Recently, one of the top technology analysts was asked why the market today seems to discount the old-economy stocks of companies that make the things everybody needs. Things like washing machines and energy.
And he responded: "It's true we need all those things. The question is whether they are good investments."
We can't control the moods of the market, but we can certainly influence them by projecting confidence -- and we do that through our commitment to the business, but much more importantly through our performance.
It is my belief that companies need superior performance in the following areas to be successful:
First is Operational Excellence -- Safe, reliable, efficient operations -- and environmental performance -- all are the essential starting points. These are the nuts and bolts of the business and essential from the reservoir to the refinery.
And in terms of our reputation, operational excellence is even more critical.
Next is Capital Stewardship -- We're talking about good decisions well executed.
A new study from Deutsch Bank reported that the 14 largest commercial oil and gas companies invested $68 billion during 2000, and this will be up to $78 billion five years from now. But those who spend their capital the same way five years from now as they do today will not be as successful. We will have to leverage capital better to get significantly more output of all kinds for our invested dollars. Quality decisions, technology that improves value, and project execution will be key.
And managing the portfolio to migrate from the mature assets to those earlier in their life cycle will be critical.
Another fundamental success factor is Profitable Growth:
- by making existing assets more profitable.
- by building new assets in established lines of business in Kazakhstan, Venezuela, Angola, Thailand, and achieve the size and scale so important to maximizing returns.
- and through pursuing new lines of business -- such as our investment in Dynegy, our new energy services group, our gas-to-liquids joint venture with Sasol and Chevron eBusiness Development Company.
And think there is no better example of our commitment to profitable growth than our planned merger with Texaco.
This is a combination that we believe will give us an ideal scale to achieve both superior growth and superior returns in all the right places.
Upstream, we'll have greater scale in West Africa, Latin America and the Gulf of Mexico.
- We'll reinforce our premier position in The Caspian.
- We'll be better positioned downstream worldwide.
- We'll have more options in the gas-and-power sector.

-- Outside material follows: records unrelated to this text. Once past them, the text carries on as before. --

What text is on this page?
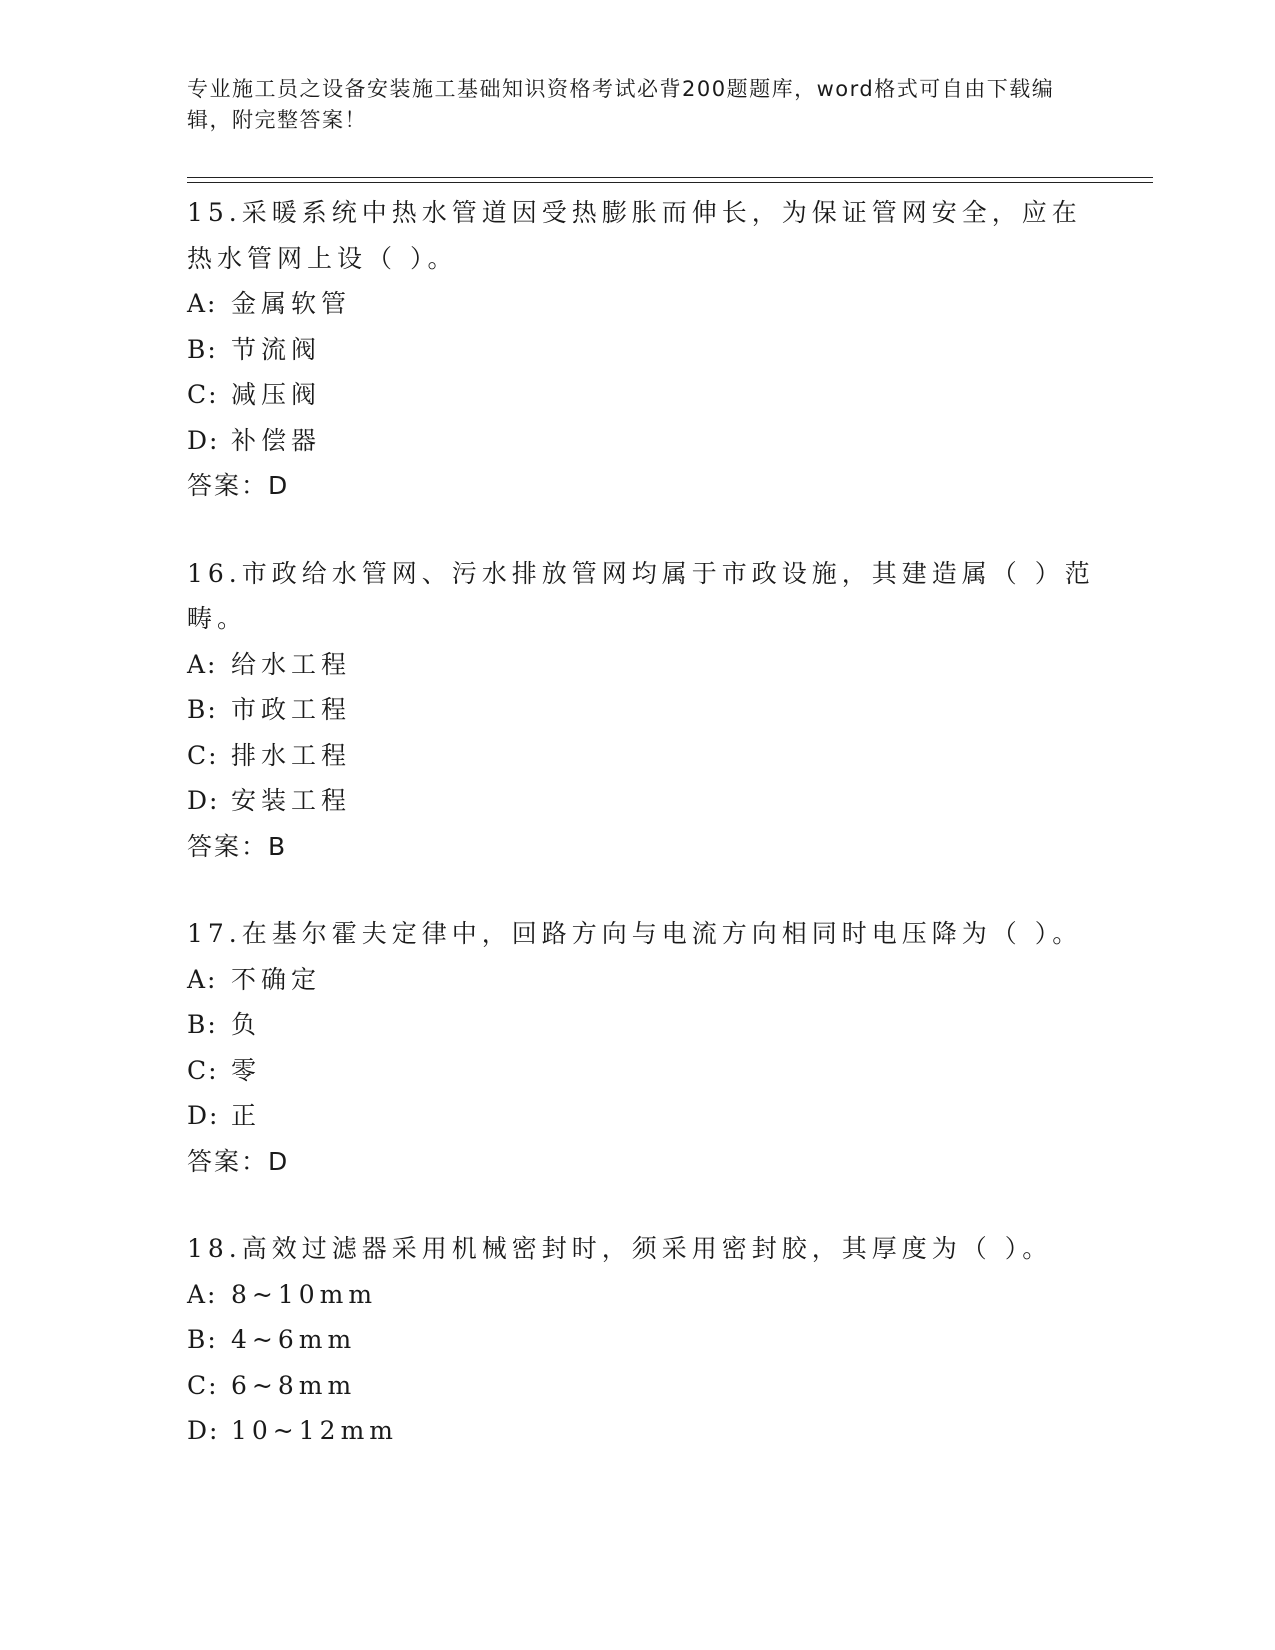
专业施工员之设备安装施工基础知识资格考试必背200题题库，word格式可自由下载编辑，附完整答案！
15.采暖系统中热水管道因受热膨胀而伸长，为保证管网安全，应在热水管网上设（ ）。
A: 金属软管
B: 节流阀
C: 减压阀
D: 补偿器
答案：D
16.市政给水管网、污水排放管网均属于市政设施，其建造属（ ）范畴。
A: 给水工程
B: 市政工程
C: 排水工程
D: 安装工程
答案：B
17.在基尔霍夫定律中，回路方向与电流方向相同时电压降为（ ）。
A: 不确定
B: 负
C: 零
D: 正
答案：D
18.高效过滤器采用机械密封时，须采用密封胶，其厚度为（ ）。
A: 8~10mm
B: 4~6mm
C: 6~8mm
D: 10~12mm
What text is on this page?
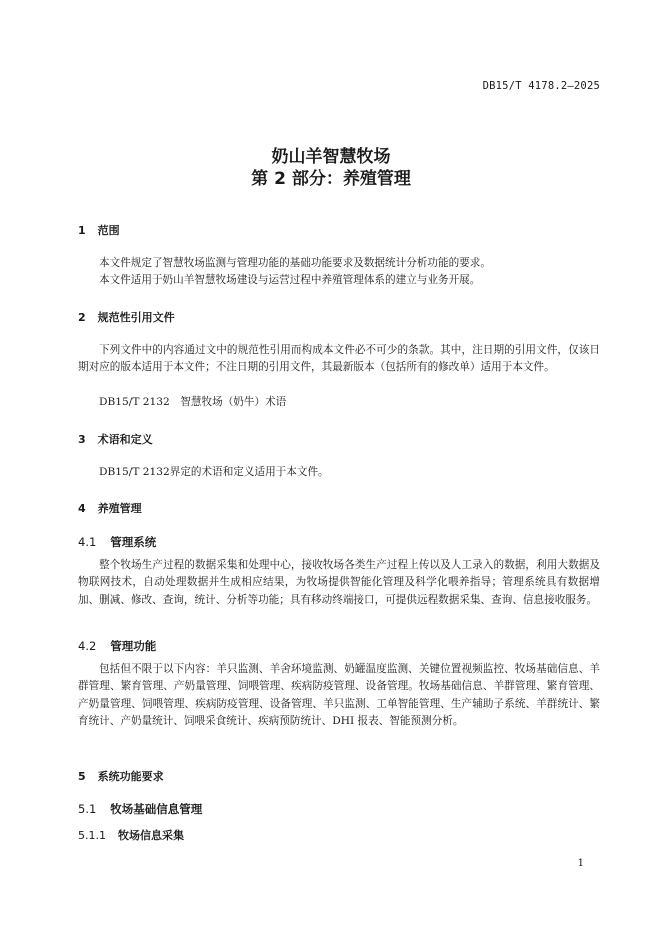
DB15/T 4178.2—2025
奶山羊智慧牧场
第 2 部分：养殖管理
1 范围
本文件规定了智慧牧场监测与管理功能的基础功能要求及数据统计分析功能的要求。
本文件适用于奶山羊智慧牧场建设与运营过程中养殖管理体系的建立与业务开展。
2 规范性引用文件
下列文件中的内容通过文中的规范性引用而构成本文件必不可少的条款。其中，注日期的引用文件，仅该日期对应的版本适用于本文件；不注日期的引用文件，其最新版本（包括所有的修改单）适用于本文件。
DB15/T 2132　智慧牧场（奶牛）术语
3 术语和定义
DB15/T 2132界定的术语和定义适用于本文件。
4 养殖管理
4.1 管理系统
整个牧场生产过程的数据采集和处理中心，接收牧场各类生产过程上传以及人工录入的数据，利用大数据及物联网技术，自动处理数据并生成相应结果，为牧场提供智能化管理及科学化喂养指导；管理系统具有数据增加、删减、修改、查询，统计、分析等功能；具有移动终端接口，可提供远程数据采集、查询、信息接收服务。
4.2 管理功能
包括但不限于以下内容：羊只监测、羊舍环境监测、奶罐温度监测、关键位置视频监控、牧场基础信息、羊群管理、繁育管理、产奶量管理、饲喂管理、疾病防疫管理、设备管理。牧场基础信息、羊群管理、繁育管理、产奶量管理、饲喂管理、疾病防疫管理、设备管理、羊只监测、工单智能管理、生产辅助子系统、羊群统计、繁育统计、产奶量统计、饲喂采食统计、疾病预防统计、DHI 报表、智能预测分析。
5 系统功能要求
5.1 牧场基础信息管理
5.1.1 牧场信息采集
1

Over time, however, I believe the true differentiator in our industry is Organizational Capability.
Those organizations with the best capacity to manage change and to execute well, will be the ones who fulfill the supply mission with superior returns.
This is where we can learn from the successes of the new economy.
Organizations of people who are empowered within decentralized structures will be best at seeking and capturing new opportunities; best at rapidly and effectively deploying new technology; and best at building relationships at local levels, which is so important and necessary in today's complex, fast changing world.
Commitment, confidence, successful execution, and superior skills will differentiate the companies that will satisfy both the energy-supply and investor-return missions.
As you can tell, I'm bullish on energy and I'm bullish on Chevron because the world needs energy to grow -- and new economy even more so; because we have the new power of the Internet to help us change and improve the way we work to perform our critical mission of providing energy for the future; and because we have great opportunities to keep improving technology and take our skills to new frontiers.
The market will reward those who are committed and who have the organizations that demonstrate a track record of sustained performance.
I'm confident Chevron is, and will continue to be, one of those.
And as this extraordinary year draws to a close, here on the occasion of this 21st Oil and Money Conference it is my hope that in the future, society will see that there is much more to us than just oil and money, and understand our vital role in economic well-being. It is my hope that we will be fully valued for what we do and how well we do it.